Dry Manure Management
Frequent removal of manure (at least 4- to 5-day intervals) prevents fly breeding because it breaks the fly breeding life cycle. It is important to scatter the manure lightly outdoors to kill the eggs and larvae by drying. Avoid piling or clumping manure. Adequate agricultural land is needed to spread manure.
Manure drying time can be speeded up by providing 2- x 3-inch slats spaced at 3-inch intervals running lengthwise about 15 inches under each cage. This additional exposed surface causes droppings to dry more quickly and to accumulate in cones in narrow rows.
In-house storage of manure requires drying the manure to a 30 percent moisture level and maintaining this level where sufficient storage space is available. Dry manure can be held for several years. Any practice that limits moisture in the droppings or aids in rapid drying is important for fly control.
Guidelines for Dry Manure Management
• Prevent leaks in water troughs or cups. Regulating water flow to an on/off cycle may help reduce the moisture in the manure. Use drip pans under water troughs, if necessary.
• Provide abundant cross-ventilation beneath the cages, especially during hot weather. Thirty-six-inch pit fans blowing across the manure is good. A curtain above the manure every 100 feet helps keep air velocity over the manure. Adequate house ventilation is important at all times.
• Direct surface water away from the building. Drain and fill all low areas around the houses. Clear out weedchoked water drainage ditches.
• Use recommended antibiotics if dysentery develops.
• Avoid laxative feed rations.
• Reduce excessively high house temperatures that encourage abnormal water intake.
• Practice good husbandry by restricting excess water consumption.
Entomologists are quite interested in using biological control in poultry houses and around livestock to control house flies. A natural occurring enemy of manure-breeding house flies is the parasitic wasp. In nature, the population of parasitic wasps is too low to have an effect on house fly population. Commercial laboratories are now breeding mass quantities of wasps for release in poultry houses to control house flies. Industry is encouraging poultry owners to use biological control, but commercial claims that parasitic wasps provide fly control have not been confirmed by scientific research or test results. Field testing has shown that house flies can easily overpower a massive parasitic wasp release if conditions are right for sustainable house fly breeding. A mass release of house fly parasites appears to work only when cultural control practices are used to provide a sustainable reduction of fly breeding. However, the use of sustainable cultural house fly control techniques alone produces the same result. Remember, house fly breeding cannot occur if manure is relatively dry or if manure is liquified.

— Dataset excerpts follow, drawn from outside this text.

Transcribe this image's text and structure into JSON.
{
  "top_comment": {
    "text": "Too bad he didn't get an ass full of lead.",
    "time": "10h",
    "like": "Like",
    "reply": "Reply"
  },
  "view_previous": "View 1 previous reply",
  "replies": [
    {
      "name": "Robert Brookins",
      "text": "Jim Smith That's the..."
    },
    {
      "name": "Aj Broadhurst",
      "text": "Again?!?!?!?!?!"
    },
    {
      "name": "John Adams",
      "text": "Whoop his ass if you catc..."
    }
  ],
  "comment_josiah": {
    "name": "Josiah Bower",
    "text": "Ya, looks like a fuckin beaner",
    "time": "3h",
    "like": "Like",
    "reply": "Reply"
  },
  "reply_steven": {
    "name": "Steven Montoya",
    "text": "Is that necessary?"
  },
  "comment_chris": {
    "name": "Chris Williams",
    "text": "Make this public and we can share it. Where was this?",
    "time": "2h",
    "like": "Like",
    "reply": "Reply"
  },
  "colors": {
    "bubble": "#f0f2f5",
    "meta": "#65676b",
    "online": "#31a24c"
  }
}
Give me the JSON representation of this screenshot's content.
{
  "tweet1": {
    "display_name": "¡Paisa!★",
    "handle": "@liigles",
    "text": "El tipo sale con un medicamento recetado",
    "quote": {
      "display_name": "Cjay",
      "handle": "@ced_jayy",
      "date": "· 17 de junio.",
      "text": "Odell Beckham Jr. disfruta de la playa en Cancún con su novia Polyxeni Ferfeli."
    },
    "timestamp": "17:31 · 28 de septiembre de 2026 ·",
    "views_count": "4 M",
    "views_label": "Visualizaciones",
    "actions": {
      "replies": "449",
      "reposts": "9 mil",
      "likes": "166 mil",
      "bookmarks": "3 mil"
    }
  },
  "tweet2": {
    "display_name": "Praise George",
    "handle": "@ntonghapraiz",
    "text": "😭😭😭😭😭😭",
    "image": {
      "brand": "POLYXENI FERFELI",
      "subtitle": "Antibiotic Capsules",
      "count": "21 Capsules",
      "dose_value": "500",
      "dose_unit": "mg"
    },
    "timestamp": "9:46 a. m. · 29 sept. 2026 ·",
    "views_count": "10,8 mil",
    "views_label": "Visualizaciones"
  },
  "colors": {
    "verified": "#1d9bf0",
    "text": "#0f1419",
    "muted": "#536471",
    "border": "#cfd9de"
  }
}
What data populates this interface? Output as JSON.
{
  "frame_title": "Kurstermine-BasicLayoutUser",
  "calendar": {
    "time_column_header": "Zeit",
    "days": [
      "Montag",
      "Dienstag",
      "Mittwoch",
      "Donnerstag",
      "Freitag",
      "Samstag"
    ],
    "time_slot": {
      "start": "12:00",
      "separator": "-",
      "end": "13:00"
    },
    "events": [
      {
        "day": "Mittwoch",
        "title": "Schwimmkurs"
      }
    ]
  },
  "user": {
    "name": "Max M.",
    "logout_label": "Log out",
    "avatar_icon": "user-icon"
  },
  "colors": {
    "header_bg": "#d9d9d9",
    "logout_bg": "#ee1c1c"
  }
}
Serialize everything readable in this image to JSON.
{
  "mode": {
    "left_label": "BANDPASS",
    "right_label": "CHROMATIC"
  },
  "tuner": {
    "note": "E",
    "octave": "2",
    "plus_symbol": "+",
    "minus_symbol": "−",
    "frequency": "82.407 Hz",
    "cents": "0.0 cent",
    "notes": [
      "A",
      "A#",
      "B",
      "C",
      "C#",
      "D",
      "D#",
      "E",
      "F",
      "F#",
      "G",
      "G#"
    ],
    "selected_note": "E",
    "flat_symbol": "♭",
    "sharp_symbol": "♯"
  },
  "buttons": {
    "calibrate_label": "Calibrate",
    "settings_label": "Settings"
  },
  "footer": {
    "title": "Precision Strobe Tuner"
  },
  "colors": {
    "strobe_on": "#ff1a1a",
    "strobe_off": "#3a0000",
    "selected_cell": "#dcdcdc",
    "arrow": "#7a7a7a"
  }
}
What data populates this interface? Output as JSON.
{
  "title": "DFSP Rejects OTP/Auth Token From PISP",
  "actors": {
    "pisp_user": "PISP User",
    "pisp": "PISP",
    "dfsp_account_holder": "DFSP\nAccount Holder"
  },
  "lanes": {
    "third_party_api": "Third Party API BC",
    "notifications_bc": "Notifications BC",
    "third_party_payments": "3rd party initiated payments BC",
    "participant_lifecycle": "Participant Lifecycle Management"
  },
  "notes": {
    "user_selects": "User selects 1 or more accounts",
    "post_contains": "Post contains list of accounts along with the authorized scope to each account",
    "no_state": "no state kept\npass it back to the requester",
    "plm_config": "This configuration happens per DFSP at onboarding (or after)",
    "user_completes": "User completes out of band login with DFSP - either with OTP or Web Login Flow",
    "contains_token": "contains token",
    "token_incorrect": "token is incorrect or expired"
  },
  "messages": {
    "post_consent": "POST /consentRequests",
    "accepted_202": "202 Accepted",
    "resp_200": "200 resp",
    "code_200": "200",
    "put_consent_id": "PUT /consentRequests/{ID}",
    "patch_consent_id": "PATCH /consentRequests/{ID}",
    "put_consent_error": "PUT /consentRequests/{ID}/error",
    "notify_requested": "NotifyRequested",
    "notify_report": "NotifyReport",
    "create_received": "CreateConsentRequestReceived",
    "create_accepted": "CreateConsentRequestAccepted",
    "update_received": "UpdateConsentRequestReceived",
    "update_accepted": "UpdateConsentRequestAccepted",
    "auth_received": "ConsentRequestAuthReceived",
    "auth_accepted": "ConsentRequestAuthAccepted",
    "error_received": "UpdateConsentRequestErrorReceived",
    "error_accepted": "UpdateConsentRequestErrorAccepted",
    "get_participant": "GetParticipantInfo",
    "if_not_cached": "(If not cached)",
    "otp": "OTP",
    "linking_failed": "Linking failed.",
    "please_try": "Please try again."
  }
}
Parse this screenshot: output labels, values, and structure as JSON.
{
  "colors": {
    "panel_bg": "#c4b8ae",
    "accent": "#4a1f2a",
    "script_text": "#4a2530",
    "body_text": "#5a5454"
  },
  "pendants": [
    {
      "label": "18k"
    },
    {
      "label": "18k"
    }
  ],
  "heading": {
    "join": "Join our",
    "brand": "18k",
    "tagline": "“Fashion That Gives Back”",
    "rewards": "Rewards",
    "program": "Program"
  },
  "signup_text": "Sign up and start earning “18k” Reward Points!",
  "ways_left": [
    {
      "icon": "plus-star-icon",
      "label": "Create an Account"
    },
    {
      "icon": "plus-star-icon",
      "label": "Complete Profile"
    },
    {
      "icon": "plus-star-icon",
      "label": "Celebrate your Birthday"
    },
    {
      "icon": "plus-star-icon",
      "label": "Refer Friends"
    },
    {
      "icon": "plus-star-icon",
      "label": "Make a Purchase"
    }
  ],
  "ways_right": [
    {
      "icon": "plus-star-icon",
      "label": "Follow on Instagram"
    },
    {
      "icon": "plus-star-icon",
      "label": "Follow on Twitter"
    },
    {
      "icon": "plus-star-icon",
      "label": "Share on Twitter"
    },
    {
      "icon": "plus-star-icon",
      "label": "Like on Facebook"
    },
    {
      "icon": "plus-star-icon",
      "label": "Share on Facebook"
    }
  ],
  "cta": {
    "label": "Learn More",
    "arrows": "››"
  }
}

House fly resistance is genetic in nature, developing more quickly under heavy doses of pesticide or very frequent application. Insects resistant to one insecticide can be cross-resistant to other insecticides of the same class or even those that have a similar mode of action. The only proven solution to resistance problems is to rotate the use of different classes of insecticides. This is especially important in Alabama because house flies have developed a fairly high level of resistance to all insecticides labeled for their control.